“A poem is never finished – only abandoned.” – Paul Valery
Have you ever been frog-marched to a particular session at a writing conference because your writing friends are absolutely convinced you HAVE to be at that session?
OH. Good. I’m not alone! 🙂
Last Saturday, I attended the Nimrod Writer’s Conference at the University of Tulsa on Saturday with a group of fellow writer friends. One of the sessions was cleverly titled, “How do I Know When I’m Done? Strategies for Revision.” That’s the one I was forced to attend. Seriously. You’d think I had a problem with finishing novels or something . . .
This was a panel session, meaning that four authors held a discussion with the audience about their revision strategies and – yes – knowing when you’re done. Three were fiction writers; one was a poet, so they had varying points of view about this issue!
For me – as for many, many, many writers, maybe even you! – perfection is the siren call. We know it’s a siren call. We know that by following it, we are abandoning all else. We know that by trying to find it, we’re risking running ashore, having our novels crash and burn, having ourselves crash and burn. That’s what sirens do. They make you destroy yourself. Perfection is a Siren. She’s insidious and seductive, and she makes you think one more draft, one more set of rewrites, moving this scene here and tightening this, creating a better motive for this character . . . ad infinitum . . . and then it will be done because it will be Perfect.
I am a perfectionist. I know whereof I speak. I also know that perfection is not achievable. So did the panelists. But for them as well, it’s a siren song that’s hard to resist. So how do they do it? Well, as one put it, “Perfection is the enemy of the paycheck.” When you’re a published author and on a deadline, you just don’t have time for perfection! It has to get as close as you can get it by the deadline, and then you have to let it go. (Though at least one admitted that when your intuition tells you the novel isn’t right, you should listen to your intuition . . . because otherwise, your lovely, sweet, supportive editor will call you and in the nicest voice possible, say, “Oh, honey . . . NO.”)
However, for poet Patricia Smith, it’s a little different.
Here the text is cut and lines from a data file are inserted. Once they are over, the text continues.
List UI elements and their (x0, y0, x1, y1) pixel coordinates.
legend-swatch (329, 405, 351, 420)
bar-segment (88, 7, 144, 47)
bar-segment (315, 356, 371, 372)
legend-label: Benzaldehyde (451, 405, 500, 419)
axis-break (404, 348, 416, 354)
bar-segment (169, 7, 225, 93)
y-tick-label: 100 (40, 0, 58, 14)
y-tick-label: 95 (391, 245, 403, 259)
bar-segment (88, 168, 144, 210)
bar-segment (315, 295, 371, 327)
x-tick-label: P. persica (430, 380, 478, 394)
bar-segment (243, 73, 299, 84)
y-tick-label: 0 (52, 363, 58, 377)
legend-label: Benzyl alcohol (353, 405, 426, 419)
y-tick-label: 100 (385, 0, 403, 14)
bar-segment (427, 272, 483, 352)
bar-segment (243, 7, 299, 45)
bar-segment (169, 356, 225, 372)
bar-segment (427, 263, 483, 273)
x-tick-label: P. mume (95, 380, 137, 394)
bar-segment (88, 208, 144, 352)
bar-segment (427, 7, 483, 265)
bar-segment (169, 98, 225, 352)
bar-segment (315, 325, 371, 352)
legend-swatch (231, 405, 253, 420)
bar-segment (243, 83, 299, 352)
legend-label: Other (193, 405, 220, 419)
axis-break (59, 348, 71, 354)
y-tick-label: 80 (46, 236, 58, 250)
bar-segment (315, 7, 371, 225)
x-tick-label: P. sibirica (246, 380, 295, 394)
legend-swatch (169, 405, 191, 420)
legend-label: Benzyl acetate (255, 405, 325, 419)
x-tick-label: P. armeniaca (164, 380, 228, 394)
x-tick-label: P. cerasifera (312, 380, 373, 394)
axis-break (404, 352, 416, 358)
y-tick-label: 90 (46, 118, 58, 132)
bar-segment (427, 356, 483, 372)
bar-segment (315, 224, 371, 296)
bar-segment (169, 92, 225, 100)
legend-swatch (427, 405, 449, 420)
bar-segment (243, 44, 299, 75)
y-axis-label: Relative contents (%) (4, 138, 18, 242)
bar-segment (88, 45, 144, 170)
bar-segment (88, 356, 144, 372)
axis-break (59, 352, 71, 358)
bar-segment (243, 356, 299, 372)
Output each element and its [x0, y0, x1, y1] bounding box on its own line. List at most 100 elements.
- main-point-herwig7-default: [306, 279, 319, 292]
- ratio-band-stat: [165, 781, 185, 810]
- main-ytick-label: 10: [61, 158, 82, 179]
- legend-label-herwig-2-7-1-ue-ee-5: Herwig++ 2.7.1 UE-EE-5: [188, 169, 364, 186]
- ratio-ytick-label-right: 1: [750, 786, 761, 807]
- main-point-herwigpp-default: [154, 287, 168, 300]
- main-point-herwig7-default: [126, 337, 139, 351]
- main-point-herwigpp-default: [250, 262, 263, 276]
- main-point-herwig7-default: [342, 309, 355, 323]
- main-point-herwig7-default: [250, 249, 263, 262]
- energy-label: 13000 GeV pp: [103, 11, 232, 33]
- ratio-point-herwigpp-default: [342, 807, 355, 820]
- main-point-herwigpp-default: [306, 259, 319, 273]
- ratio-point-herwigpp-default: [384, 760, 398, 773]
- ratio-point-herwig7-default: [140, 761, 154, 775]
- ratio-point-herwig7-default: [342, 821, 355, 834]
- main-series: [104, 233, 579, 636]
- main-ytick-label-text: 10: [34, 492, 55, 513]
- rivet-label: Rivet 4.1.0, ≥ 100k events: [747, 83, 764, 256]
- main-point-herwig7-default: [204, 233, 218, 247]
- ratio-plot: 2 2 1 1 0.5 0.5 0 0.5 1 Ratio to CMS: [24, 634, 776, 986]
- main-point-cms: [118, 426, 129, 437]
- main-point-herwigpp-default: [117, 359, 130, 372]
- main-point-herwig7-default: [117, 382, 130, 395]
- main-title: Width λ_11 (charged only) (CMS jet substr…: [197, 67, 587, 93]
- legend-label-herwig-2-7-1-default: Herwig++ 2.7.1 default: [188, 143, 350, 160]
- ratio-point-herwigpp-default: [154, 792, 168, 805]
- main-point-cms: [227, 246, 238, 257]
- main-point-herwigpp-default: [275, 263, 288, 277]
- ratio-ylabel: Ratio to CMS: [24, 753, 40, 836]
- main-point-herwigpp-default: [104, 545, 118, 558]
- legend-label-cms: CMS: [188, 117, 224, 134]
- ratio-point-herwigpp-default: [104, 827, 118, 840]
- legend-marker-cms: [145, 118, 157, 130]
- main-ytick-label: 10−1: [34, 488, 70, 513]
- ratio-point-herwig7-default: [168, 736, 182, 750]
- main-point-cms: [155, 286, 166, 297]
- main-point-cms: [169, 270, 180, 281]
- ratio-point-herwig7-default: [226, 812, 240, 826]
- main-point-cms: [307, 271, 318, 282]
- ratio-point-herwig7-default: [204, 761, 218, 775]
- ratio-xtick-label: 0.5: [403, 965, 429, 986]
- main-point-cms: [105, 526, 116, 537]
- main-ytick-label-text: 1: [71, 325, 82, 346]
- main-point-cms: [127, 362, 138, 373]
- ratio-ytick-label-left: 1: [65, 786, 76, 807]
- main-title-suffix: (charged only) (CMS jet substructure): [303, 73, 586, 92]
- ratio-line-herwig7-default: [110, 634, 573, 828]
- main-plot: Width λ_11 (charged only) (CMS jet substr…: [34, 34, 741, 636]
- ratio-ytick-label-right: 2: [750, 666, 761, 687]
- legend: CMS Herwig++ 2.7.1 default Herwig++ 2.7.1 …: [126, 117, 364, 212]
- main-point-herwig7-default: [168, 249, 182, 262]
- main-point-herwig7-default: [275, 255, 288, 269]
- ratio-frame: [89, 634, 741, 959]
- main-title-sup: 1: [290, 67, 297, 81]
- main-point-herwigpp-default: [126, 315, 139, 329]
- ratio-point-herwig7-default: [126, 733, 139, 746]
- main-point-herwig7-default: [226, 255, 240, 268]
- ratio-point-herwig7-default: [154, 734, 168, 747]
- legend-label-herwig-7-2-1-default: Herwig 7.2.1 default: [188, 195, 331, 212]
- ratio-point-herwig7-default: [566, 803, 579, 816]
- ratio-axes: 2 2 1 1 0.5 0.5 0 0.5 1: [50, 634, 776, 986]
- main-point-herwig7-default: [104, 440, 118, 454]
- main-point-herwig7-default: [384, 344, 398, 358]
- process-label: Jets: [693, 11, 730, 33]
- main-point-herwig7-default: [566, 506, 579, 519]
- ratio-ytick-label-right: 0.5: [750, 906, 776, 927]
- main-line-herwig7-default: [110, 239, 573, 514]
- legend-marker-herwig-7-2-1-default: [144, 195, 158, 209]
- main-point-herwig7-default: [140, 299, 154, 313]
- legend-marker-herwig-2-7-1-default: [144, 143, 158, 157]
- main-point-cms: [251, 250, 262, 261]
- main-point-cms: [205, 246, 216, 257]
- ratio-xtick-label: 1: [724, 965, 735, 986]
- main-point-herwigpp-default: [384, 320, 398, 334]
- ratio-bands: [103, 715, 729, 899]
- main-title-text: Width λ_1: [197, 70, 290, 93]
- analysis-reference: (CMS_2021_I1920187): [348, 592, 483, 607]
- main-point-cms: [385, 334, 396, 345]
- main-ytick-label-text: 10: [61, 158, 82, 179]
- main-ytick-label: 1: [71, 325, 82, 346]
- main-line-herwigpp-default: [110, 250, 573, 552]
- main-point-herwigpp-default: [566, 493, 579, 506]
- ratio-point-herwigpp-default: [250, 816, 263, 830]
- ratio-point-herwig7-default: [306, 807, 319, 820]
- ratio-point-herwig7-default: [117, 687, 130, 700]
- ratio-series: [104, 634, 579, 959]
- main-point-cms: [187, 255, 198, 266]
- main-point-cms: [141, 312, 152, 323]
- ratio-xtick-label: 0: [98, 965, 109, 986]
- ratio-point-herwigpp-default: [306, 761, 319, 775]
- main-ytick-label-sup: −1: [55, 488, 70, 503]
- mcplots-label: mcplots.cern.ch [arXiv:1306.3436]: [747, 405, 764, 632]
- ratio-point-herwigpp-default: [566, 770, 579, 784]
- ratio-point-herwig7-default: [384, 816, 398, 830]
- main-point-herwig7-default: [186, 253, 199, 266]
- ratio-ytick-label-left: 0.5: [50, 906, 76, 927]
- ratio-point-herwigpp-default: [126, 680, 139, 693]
She has more time to work on her poems. She performs her poetry live, and so she gets feedback on it constantly. Or, as she said, “Perfection is fluid, it changes from audience to audience. Perfection is a shifting thing, depending on the needs of the people I’m writing for.”
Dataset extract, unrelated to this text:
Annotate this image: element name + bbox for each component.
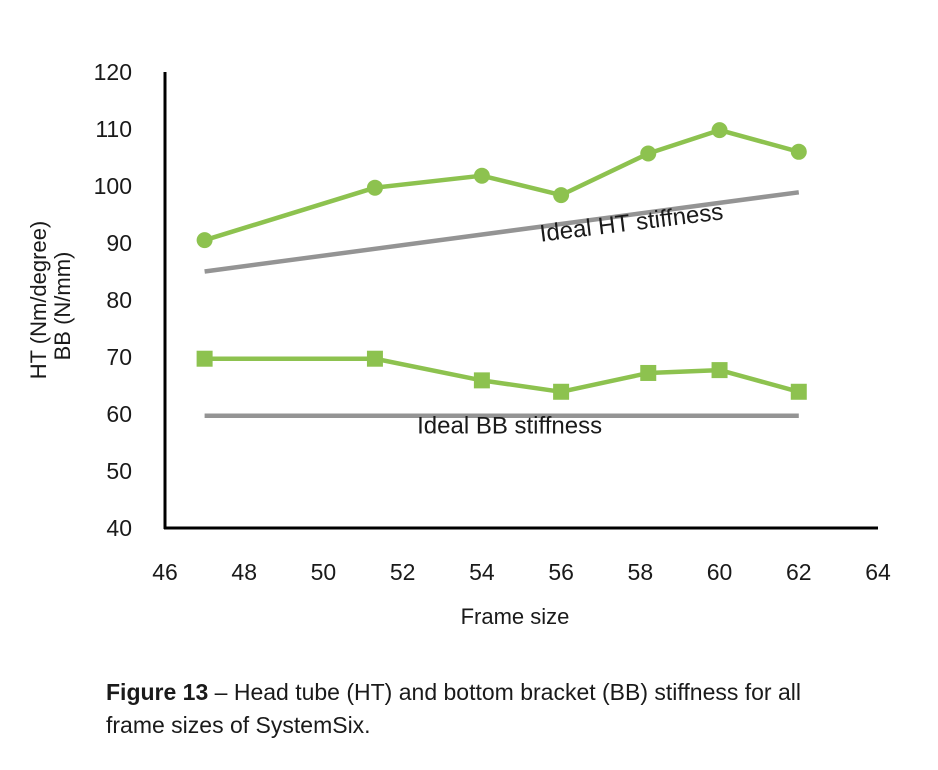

So perfection isn’t a realistic goal. So . . . you’re off the hook, right?! No edits! No rewrites! One draft and you’re done! Right?
Perfection may not be achievable. But in today’s world of publishing, we have to get as freaking close to it as we possible can. Your first draft, as my friend and novelist Debra Dockter says, is a sandbox; you put up railroad ties and pour in the sand, and then you get to play in it. Revisions. Revisions are where we pull out ideas of theme, deepen character motivation, establish settings. Or, as one panelist put it,
“Revision is where the magic is.”
But. How long those revisions take is another matter entirely. If you’re on deadline – well, in the words of one panelist, “Deadlines are a great way of knowing when you’re done.” You might get a small grace period, but you’ll be overnighting that thing to New York in the morning for sure.
What resonated with me, though, was the comment made by one author on the panel. She said the danger of taking years to write a novel is that we grow, change, learn. We’re not stagnant.
This one made me sit up and take note. That’s why I put my handy-dandy nota bene icon next to it. I know this. I know this firsthand. I’ve seen my writing grow and change over the years – yes, since I’ve been working on this series! I’ve gotten older. My perceptions have changed. The core of who I am hasn’t – but my writing style, my world-building, my word choices, have all changed. And my characters have, I hoped, kept pace a little. Grown and deepened as well.
But that’s the problem. Every time we evolve, we look at the novel with a slightly different outlook. And that outlook makes us go back to revisions. Some are good. Some are redundant, unnecessary. Who can say if taking nine years to write a novel is good or not? Maybe it takes that long for some writers to mature into their voices, to develop the skills to pull off a novel. As Patricia Smith put it, “Sometimes things don’t work because they’re asking for something we don’t know how to do at the time.” We mature as writers. We figure out solutions to things that were unsolvable a year ago, two years ago.
And at the same time, we run the risk of putting off the inevitable.
So I’ve made a commitment to myself. And now I’m putting that on paper. My novels will not be perfect. That’s a hard, bitter thing to accept, but I guess I can work up to that. What I HAVE to do, though, for myself and my characters, is get the damn thing done. Finish this last round of edits, and take a deep breath, and send it out into the world, knowing it won’t be perfect. Knowing there will be rejections, and maybe an offer, and if there are offers, there will be more rewrites, more edits.
If we ever want to be published, we have to accept the sad fact: our novels are never finished, only abandoned. And although I known this blog post isn’t perfect, I’m publishing it anyway!